As advertised and re-discussed by Dan Simpson on the Statistical Modeling, &tc. blog he shares with Andrew and a few others, the paper Visualization in Bayesian workflow he wrote with Jonah Gabry, Aki Vehtari, Michael Betancourt and Andrew Gelman was one of three discussed at the RSS conference in Cardiff, last
week month, as a Read Paper for Series A. I had stored the paper when it came out towards reading and discussing it, but as often this good intention led to no concrete ending. [Except concrete as in concrete shoes…] Hence a few notes rather than a discussion in Series B A.
Exploratory data analysis goes beyond just plotting the data, which should sound reasonable to all modeling readers.

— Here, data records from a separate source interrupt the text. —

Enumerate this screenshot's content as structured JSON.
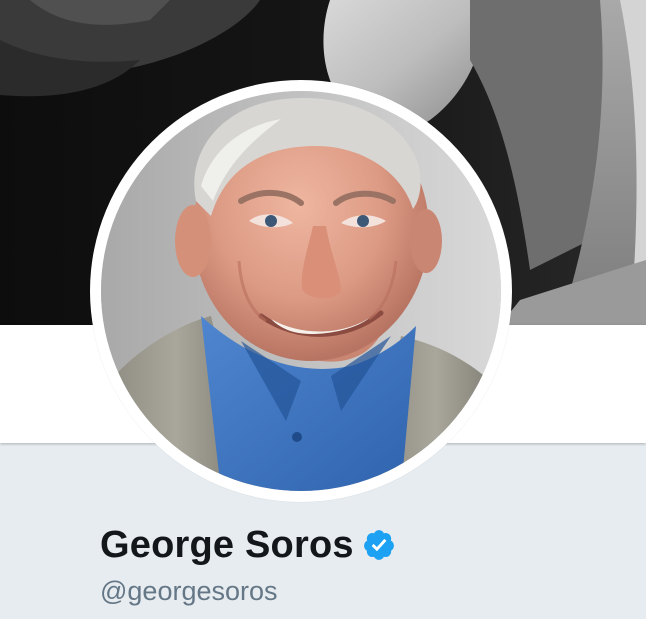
{
  "profile": {
    "name": "George Soros",
    "handle": "@georgesoros",
    "verified": true
  },
  "icons": {
    "verified_badge": "verified-check-icon",
    "avatar": "profile-avatar",
    "banner": "header-banner-image"
  },
  "colors": {
    "page_background": "#e6ecf0",
    "strip_background": "#ffffff",
    "name_color": "#14171a",
    "handle_color": "#657786",
    "verified_color": "#1da1f2"
  }
}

Fake data [not fake news!] can be almost [more!] as valuable as real data for building your model, oh yes!, this is the message I am always trying to convey to my first year students, when arguing about the connection between models and simulation, as well as a defense of ABC methods. And more globally of the very idea of statistical modelling. While indeed “Bayesian models with proper priors are generative models”, I am not particularly fan of using the prior predictive [or the evidence] to assess the prior as it may end up in a classification of more or less all but terrible priors, meaning that all give very little weight to neighbourhoods of high likelihood values. Still, in a discussion of a TAS paper by Seaman et al. on the role of prior, Kaniav Kamary and I produced prior assessments that were similar to the comparison illustrated in Figure 4. (And this makes me wondering which point we missed in this discussion, according to Dan.) Unhappy am I with the weakly informative prior illustration (and concept) as the amount of fudging and calibrating to move from the immensely vague choice of N(0,100) to the fairly tight choice of N(0,1) or N(1,1) is not provided. The paper reads like these priors were the obvious and first choice of the authors. I completely agree with the warning that “the utility of the the prior predictive distribution to evaluate the model does not extend to utility in selecting between models”.

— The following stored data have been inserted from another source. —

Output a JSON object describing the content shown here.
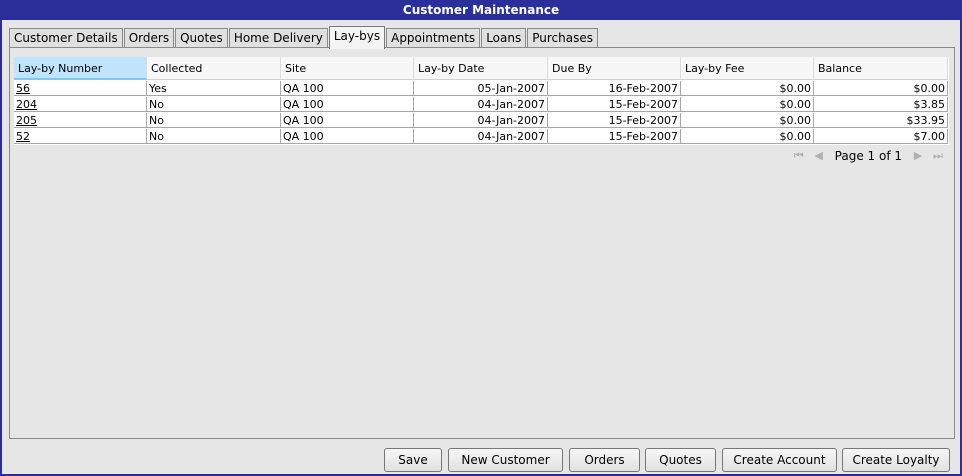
{
  "window": {
    "title": "Customer Maintenance"
  },
  "tabs": [
    {
      "label": "Customer Details",
      "active": false
    },
    {
      "label": "Orders",
      "active": false
    },
    {
      "label": "Quotes",
      "active": false
    },
    {
      "label": "Home Delivery",
      "active": false
    },
    {
      "label": "Lay-bys",
      "active": true
    },
    {
      "label": "Appointments",
      "active": false
    },
    {
      "label": "Loans",
      "active": false
    },
    {
      "label": "Purchases",
      "active": false
    }
  ],
  "grid": {
    "columns": [
      "Lay-by Number",
      "Collected",
      "Site",
      "Lay-by Date",
      "Due By",
      "Lay-by Fee",
      "Balance"
    ],
    "sorted_column": "Lay-by Number",
    "rows": [
      [
        "56",
        "Yes",
        "QA 100",
        "05-Jan-2007",
        "16-Feb-2007",
        "$0.00",
        "$0.00"
      ],
      [
        "204",
        "No",
        "QA 100",
        "04-Jan-2007",
        "15-Feb-2007",
        "$0.00",
        "$3.85"
      ],
      [
        "205",
        "No",
        "QA 100",
        "04-Jan-2007",
        "15-Feb-2007",
        "$0.00",
        "$33.95"
      ],
      [
        "52",
        "No",
        "QA 100",
        "04-Jan-2007",
        "15-Feb-2007",
        "$0.00",
        "$7.00"
      ]
    ]
  },
  "pager": {
    "label": "Page 1 of 1",
    "icons": [
      "first-page-icon",
      "previous-page-icon",
      "next-page-icon",
      "last-page-icon"
    ]
  },
  "buttons": {
    "save": "Save",
    "new_customer": "New Customer",
    "orders": "Orders",
    "quotes": "Quotes",
    "create_account": "Create Account",
    "create_loyalty": "Create Loyalty"
  }
}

MCMC diagnostics, beyond trace plots, yes again, but this recommendation sounds a wee bit outdated. (As our 1998 reviewww!) Figure 5(b) links different parameters of the model with lines, which does not clearly relate to a better understanding of convergence. Figure 5(a) does not tell much either since the green (divergent) dots stand within the black dots, at least in the projected 2D plot (and how can one reach beyond 2D?) Feels like I need to rtfm..!
“Posterior predictive checks are vital for model evaluation”, to wit that I find Figure 6 much more to my liking and closer to my practice. There could have been a reference to Ratmann et al. for ABC where graphical measures of discrepancy were used in conjunction with ABC output as direct tools for model assessment and comparison. Essentially predicting a zero error with the ABC posterior predictive. And of course “posterior predictive checking makes use of the data twice, once for the fitting and once for the checking.” Which means one should either resort to loo solutions (as mentioned in the paper) or call for calibration of the double-use by re-simulating pseudo-datasets from the posterior predictive. I find the suggestion that “it is a good idea to choose statistics that are orthogonal to the model parameters” somewhat antiquated, in that this sounds like rephrasing the primeval call to ancillary statistics for model assessment (Kiefer, 1975), while pretty hard to implement in modern complex models.